Another resident of the Tetons who is not shy is bison.  They loaf near the road, walk across it, oblivious to humans.  This time of year we see lots of tussling among the males to establish rank in the herd.  Not the most graceful of animals, they push at each other, sorta like sumo wrestlers in heavy fur coats.

Strictly speaking, there are no buffalo in America - only bison, who are taxonomically distinct from African and Asian buffaloes.  Bison were called boeuf (ox) by French trappers, which may be one reason they later came to be called buffalo by the English.   




Just north of Jackson are the highly recommended National Museum of Wildlife Art and across the road, the National Elk Refuge.
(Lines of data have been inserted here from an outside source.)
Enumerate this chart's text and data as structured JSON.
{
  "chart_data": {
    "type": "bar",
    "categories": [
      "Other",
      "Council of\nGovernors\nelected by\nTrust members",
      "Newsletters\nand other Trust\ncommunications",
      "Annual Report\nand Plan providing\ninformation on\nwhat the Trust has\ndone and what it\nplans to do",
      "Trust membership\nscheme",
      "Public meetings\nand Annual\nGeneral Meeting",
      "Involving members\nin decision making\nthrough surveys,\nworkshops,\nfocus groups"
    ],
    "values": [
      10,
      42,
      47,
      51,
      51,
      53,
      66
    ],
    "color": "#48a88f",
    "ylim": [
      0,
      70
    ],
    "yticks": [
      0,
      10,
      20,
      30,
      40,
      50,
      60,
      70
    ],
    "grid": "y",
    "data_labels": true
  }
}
In winter the Elk Refuge has thousands of elk and hundreds of bison, but they're at higher elevations now.  Bighorn Sheep live on a rocky butte on the east side of the refuge.  Today we only found three females grazing quietly along the roadside. 

`Bighorn Sheep female
Beaver.jpg (297942 bytes)  

At Schwabacher Landing, along a tributary of the Snake River, a family of  beaver has built a lodge and of course several dams.  Just after sunset we saw this one swimming back to its lodge.
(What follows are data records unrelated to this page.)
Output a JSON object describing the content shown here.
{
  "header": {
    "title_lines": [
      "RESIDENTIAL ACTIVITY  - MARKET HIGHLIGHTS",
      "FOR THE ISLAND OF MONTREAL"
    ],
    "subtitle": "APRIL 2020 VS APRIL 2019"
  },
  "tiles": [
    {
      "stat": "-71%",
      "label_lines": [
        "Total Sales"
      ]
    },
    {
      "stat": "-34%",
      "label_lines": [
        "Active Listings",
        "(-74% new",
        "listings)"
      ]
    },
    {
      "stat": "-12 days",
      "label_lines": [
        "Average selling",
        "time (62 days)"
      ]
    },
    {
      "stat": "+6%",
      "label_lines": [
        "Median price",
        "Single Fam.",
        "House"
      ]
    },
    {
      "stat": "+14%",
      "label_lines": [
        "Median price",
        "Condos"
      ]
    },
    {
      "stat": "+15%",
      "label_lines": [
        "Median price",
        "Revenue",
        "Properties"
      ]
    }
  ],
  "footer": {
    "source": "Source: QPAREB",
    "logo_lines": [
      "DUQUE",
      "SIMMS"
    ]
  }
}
After photographiing it, we returned to our own lodge in Jackson and then made for the Snake River Brew-pub for a dinner of pizza and beer.   

24 Sept 2015

Now in Yellowstone National Park, we stopped for lunch along Yelllowstone Lake, then drove north along the Yellowstone River.  Trumpeter Swans have arrived to spend the winter here.  


Trumpeter Swan


Old Faithful  



No trip to Yellowstone would be complete without stopping to see Old Faithful.  It erupts every 90 minutes, give or take 10 minutes.  It's best enjoyed from the deck of the Old Faithful Lodge. 

South of Old Faithful are trails along the Firehole River and its many geysers, pools, and mud pots.  In fact, the southern half of Yellowstone is a vast caldera, the remnant of 3 major volcanic eruptions that have occurred during the last 2.1 million years.

As the geysers and hot pools attest, the magma is still there, a mile or so underground.   Yellowstone will erupt again.  When it does, it will be the largest volcanic eruption in human history.  The devastation will be world-wide.  As many as a billion people could die of starvation from its cooling effects on the atmosphere.   It's only a matter of time.


Geyser & pool
Beauty Pool The pools along the Firehole range in temperature from 110 to 170 F.  Much of the color comes from the 100+ species of thermophilic bacteria that live in the pool, each species adapted to a narrow temperature range.

The story is told of a group of tourists who pulled up in their car near one of these pools.  A little dog they'd brought along jumped out of the car, ran over, and leaped into a hot pool.  A friend of the dog's owner, without thinking the matter through, jumped in to rescue the dog.   Neither survived.